3. Promising Transcriptomic Biomarkers Identified Using Meta-Analysis Approaches
Sweeney et al. [75] recently identified a transcriptomic signature to improve discrimination of patients with sepsis (infection) from those with sterile inflammation using blood samples. Their work analyzed publicly-available gene expression datasets from 22 independent cohorts (composed of 2903 microarrays in total) and applied a meta-analysis strategy implementing both effect size and p-values of differential gene expression. The investigators identified 82 genes differentially expressed between sepsis and inflammation and then performed a greedy forward search to determine which combination of these 82 genes produced the best improvement of area under the curve (AUC) in their discovery datasets. This resulted in an 11-gene transcriptional signature that was applied to 15 independent validation cohorts and was found to improve discrimination of patients with infection from those with sterile inflammation compared to use of clinical data alone. This gene signature requires further validation using prospective cohorts, however its excellent discriminatory power in both the discovery and validation cohorts suggests that it is likely to become a useful clinical assay in the future.
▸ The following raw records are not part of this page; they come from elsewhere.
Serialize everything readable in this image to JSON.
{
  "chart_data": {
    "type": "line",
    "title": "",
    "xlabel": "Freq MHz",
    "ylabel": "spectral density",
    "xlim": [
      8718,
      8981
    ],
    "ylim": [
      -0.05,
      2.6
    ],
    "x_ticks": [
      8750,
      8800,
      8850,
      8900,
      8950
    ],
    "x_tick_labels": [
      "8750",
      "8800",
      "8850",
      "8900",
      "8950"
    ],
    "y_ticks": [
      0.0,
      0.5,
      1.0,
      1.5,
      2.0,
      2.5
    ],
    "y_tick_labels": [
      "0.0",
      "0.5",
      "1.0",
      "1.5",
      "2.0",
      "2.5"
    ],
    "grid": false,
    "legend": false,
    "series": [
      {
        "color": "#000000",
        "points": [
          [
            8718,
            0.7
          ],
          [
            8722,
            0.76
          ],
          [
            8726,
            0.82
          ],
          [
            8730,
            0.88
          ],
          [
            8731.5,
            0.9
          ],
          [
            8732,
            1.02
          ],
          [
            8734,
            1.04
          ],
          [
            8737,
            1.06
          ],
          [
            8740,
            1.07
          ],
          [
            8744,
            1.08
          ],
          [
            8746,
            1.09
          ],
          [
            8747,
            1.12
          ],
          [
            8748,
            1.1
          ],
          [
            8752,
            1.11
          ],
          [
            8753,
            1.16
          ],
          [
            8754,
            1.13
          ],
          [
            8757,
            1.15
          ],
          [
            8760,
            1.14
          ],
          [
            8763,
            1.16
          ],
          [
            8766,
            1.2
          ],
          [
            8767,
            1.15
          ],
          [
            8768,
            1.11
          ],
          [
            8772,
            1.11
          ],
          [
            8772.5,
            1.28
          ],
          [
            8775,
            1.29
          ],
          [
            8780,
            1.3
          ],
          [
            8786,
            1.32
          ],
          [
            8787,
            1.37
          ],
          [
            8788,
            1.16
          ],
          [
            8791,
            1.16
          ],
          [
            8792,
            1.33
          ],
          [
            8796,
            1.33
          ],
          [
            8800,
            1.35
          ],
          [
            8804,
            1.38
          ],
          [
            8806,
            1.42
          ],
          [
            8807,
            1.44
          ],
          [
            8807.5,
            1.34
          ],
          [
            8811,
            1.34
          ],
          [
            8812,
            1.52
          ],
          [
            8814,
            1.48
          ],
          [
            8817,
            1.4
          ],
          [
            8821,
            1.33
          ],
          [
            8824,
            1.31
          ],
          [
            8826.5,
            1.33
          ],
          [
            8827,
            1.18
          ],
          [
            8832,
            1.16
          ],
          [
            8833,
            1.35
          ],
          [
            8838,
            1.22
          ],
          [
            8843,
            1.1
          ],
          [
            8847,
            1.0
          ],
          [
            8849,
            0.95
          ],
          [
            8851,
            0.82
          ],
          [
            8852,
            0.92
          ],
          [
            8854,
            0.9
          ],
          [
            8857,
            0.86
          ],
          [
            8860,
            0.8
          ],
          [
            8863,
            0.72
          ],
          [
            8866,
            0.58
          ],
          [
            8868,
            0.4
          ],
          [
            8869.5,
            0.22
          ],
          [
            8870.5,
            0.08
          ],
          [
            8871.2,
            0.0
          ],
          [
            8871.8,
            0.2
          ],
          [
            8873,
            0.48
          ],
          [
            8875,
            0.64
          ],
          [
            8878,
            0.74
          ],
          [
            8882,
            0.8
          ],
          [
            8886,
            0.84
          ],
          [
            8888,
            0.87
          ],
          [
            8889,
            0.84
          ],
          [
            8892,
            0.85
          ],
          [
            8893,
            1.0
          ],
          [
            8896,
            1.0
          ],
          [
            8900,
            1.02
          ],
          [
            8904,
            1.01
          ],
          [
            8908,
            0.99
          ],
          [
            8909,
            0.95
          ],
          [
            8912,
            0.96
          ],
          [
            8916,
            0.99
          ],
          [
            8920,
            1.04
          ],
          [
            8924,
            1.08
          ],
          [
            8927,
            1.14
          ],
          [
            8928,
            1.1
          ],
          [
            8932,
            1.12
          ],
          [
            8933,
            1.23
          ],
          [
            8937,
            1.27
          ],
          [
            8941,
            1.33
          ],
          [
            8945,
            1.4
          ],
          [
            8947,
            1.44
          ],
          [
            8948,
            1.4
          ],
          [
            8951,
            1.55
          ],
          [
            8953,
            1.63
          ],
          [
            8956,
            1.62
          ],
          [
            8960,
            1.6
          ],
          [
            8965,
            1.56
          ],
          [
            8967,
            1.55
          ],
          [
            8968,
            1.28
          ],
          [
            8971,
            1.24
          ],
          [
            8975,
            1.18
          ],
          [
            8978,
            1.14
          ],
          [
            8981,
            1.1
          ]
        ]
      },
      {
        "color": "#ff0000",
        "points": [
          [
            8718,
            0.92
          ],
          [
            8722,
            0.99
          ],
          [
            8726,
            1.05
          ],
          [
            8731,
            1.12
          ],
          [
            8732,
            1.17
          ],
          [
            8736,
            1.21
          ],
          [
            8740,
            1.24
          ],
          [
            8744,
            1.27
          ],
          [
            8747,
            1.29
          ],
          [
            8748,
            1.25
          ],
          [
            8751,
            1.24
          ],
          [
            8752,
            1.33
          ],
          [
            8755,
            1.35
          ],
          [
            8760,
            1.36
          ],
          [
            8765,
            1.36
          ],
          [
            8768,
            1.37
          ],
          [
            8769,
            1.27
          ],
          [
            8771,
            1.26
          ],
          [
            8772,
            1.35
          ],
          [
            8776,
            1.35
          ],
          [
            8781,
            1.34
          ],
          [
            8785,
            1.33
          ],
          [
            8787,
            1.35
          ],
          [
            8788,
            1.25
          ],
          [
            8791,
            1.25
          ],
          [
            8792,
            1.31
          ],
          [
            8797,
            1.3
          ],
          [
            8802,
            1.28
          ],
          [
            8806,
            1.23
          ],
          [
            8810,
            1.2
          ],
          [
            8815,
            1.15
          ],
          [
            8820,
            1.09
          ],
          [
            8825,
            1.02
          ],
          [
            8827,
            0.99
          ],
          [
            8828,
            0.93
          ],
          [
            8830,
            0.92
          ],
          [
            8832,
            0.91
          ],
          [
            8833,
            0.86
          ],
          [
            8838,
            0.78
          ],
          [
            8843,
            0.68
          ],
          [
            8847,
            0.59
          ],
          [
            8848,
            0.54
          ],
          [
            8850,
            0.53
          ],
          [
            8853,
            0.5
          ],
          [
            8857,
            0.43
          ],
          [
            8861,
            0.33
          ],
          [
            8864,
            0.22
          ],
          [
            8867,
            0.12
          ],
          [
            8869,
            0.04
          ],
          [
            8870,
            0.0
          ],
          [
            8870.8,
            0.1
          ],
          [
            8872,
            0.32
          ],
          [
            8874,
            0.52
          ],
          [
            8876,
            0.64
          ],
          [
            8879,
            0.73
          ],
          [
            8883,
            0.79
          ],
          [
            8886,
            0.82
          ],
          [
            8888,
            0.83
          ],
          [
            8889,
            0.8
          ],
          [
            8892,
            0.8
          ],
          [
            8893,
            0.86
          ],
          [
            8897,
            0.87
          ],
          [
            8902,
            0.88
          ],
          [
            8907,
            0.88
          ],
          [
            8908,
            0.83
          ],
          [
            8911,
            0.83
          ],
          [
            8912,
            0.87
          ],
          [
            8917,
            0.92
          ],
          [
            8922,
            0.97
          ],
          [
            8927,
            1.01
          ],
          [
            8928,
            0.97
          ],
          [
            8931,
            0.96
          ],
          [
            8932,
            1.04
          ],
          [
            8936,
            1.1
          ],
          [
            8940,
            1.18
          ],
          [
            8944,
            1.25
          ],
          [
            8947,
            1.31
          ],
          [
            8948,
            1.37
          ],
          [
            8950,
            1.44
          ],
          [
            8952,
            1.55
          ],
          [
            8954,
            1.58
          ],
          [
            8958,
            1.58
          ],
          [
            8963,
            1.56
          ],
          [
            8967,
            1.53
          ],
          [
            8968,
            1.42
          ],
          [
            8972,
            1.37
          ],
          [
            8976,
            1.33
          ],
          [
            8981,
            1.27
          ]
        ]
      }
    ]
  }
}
Santiago and Potashkin [76] implemented a transcriptomic and network-based meta-analysis in NetworkAnalyst (Table 1) to identify potential key hub genes in the blood of patients with Parkinson’s disease (PD). Their analysis identified hepatocyte nuclear factor 4 alpha (HNF4A) and polypyrimidine tract binding protein 1 (PTBP1), as the most significant up- and down-regulated genes in blood samples from PD patients. The relative abundance of HFN4A mRNA was found to correlate with disease severity in PD and the results were validated using samples obtained from two independent clinical trials. The abundance of HNF4A and PTBP1 mRNAs significantly decreased and increased, respectively, in PD patients during a 3-year follow-up period suggesting that these biomarkers may be useful for monitoring disease-modifying therapies for PD.